The latest instalment of Hannah's adventures in the Ardeche finds her developing a strange relationship with a pneumatic press. And realising that the hardest work at harvest was not in the vineyard, after all.

In the cellar with the press that has been my home

I used to think it was the vendangers who had it hardest at harvest. Last year, punching eight hours a day picking chez Cousin, I regarded the handsome boys who worked in the cellar enviously. They surely had it easier because they got to work in the cool with straight backs. Their work was brain work, 9-5 alchemy while we danced around the clock on hands and knees.

The dark under my eyes spells ‘stupid’. Yes it’s cool in the cellar, even cold, at 1 a.m. when we finish and 6 a.m. when we start. And yes my back is straight – it needs to be when lifting 20kg caisse – unless it’s not, as when shovelling three tonnes of grapes out of a cuve, naked feet shifting down a dune of slimy marbles in CO2-saturated jungle humidity as opposed to air, or when filling it: stomach surviving on bread and paté balanced over the lip, knees flirting with the last ladder rung stretched at its steepest kayaking against the rapids of grapes cascading in. But this isn’t about who, winemaker or grapepicker, is more in need of an on-site chiropractor. It’s about how much time winemakers spend cleaning.

Anyone who knows anything about wine made without SO2 will know the theory: cellar hygiene über alles. I’ll translate: Making wine is not alchemy. It is to a great extent cleaning, and not recommended a) in water-poor environments like, say, South Africa or at home in the Ardèche when you’ve got a landlady like mine or b) if you thought it might be a glamorous, multi-faceted or 100% mentally-rigorous occupation. It’s not. We go through galaxies of water – every pipe, every caisse, cuve, cube, attachment, top, tap, bucket, tool, spill, grill, gauge, drain and surface must be cleaned and then cleaned again – and spend unrolled universes of time doing so. Where Proust measured his days by turns of a teaspoon, I guess the hour by how many times I’ve re-coiled the hose. Unless we’re pressing, in which case I have a more accurate measure.

Where Proust measured his days by turns of a teaspoon, I guess the hour by how many times I’ve re-coiled the hose

It takes me exactly 119 minutes to properly clean the press in whose insides I practically live. At least, I spend more hours of darkness in a head-torch and bathing suit than I do in bed. One month in and the relationship is complicated. It’s my responsibility, my process to improve and my cleaning record to beat. But it’s obviously been designed by someone who hasn’t spent half as many aeons inside it as I have. If they had, they’d have designed out the need for a teaspoon. That said, speaking as a teenager who listened to Slipknot on grainy cassette recordings, my compliments to the sound engineers. Press ‘rotation’ and this monster is the yang to the ying of the basket press click-clack, a treasure-guarding dragon awoken from slumber deep down in dark lair huge huffs and pressure gauge-shuddering puffs of air mixed through with the melodies of industrial techno and Soviet rocket launchers. They did a pretty good job on the inside too. The clattering of tools, nuts, screws, grills and bolts in this metal-bellied cocoon of echoes recasts soaking stagiers into space mechanics, tinkering toes out from underneath their homeward-bound shuttle.

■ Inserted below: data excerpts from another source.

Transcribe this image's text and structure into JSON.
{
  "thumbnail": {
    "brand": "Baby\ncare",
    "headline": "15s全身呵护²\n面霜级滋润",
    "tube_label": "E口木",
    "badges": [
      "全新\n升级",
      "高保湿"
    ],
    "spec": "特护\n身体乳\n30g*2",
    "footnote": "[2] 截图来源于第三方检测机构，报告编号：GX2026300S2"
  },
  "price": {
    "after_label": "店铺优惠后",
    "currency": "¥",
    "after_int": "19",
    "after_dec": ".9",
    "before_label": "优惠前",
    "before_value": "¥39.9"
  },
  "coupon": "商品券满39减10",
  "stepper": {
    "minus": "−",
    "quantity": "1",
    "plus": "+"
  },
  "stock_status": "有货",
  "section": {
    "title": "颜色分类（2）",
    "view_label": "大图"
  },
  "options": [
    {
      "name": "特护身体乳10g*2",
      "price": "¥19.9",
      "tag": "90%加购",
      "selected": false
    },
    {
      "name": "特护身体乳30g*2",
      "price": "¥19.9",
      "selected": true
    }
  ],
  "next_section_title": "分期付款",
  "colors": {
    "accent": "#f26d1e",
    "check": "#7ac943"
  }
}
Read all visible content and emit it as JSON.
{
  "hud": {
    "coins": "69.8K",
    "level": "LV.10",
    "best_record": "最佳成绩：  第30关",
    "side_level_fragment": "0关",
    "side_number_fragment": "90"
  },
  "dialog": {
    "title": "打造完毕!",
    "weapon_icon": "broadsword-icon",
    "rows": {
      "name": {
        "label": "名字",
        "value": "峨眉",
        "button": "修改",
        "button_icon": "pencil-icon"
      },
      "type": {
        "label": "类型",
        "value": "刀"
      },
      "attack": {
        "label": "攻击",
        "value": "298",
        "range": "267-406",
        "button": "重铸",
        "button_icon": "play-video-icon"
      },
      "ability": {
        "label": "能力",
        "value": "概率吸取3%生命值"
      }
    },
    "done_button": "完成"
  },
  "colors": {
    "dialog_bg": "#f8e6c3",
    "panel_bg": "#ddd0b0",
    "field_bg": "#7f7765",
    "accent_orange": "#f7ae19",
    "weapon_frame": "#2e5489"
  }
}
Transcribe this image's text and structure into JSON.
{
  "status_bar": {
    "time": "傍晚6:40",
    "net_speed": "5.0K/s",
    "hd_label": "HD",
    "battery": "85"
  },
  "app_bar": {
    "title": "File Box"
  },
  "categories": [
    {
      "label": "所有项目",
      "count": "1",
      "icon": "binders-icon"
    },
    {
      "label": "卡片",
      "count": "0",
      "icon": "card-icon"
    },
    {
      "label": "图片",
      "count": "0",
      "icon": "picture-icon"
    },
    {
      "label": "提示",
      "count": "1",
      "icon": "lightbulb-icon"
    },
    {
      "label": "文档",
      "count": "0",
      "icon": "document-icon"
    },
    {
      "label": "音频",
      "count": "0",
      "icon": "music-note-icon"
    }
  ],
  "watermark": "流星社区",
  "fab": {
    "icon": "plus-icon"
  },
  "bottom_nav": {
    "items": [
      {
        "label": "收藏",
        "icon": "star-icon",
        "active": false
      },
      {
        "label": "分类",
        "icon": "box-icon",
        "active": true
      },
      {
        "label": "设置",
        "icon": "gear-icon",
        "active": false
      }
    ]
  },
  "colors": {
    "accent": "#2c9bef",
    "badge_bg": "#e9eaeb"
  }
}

For as long as a day only has 12 hours we can only do three presses, meaning I only need to give it the ‘proper’ clean the next morning. August made all the difference because it was light and warm and you could think of it as the shower you didn’t have time to take. Now it’s September and each end of the day feels like the middle of the night, there’s no other way to describe the task than soul-compressing. It’s perpetually dark inside. Dark, and alcoholic if the skins are macerated and red, sweet if they’re white. And always warm and damp with intermittent showers of shrunken heads, dead bugs and wooden skeletons and the pattering of thousands of falling seeds and those little bits that you will never completely be able to remove but you try, hence the teaspoon. Then comes the brush to scrub – tartaric, pigment, grape schmear: anything not metal coloured has to go – before the hose is passed in from under and it’s temps pour le tempest which you don’t need a physics degree to understand is what happens when water at high pressure meets a curved surface. Hence the bathing suit.

Don’t I get cold? Yes, but then I scrub harder and think about anyone cleaning their press in the north, which isn’t schadenfreude, it’s just better than thinking about the 60 minutes of this to go before I need to start on the cuve.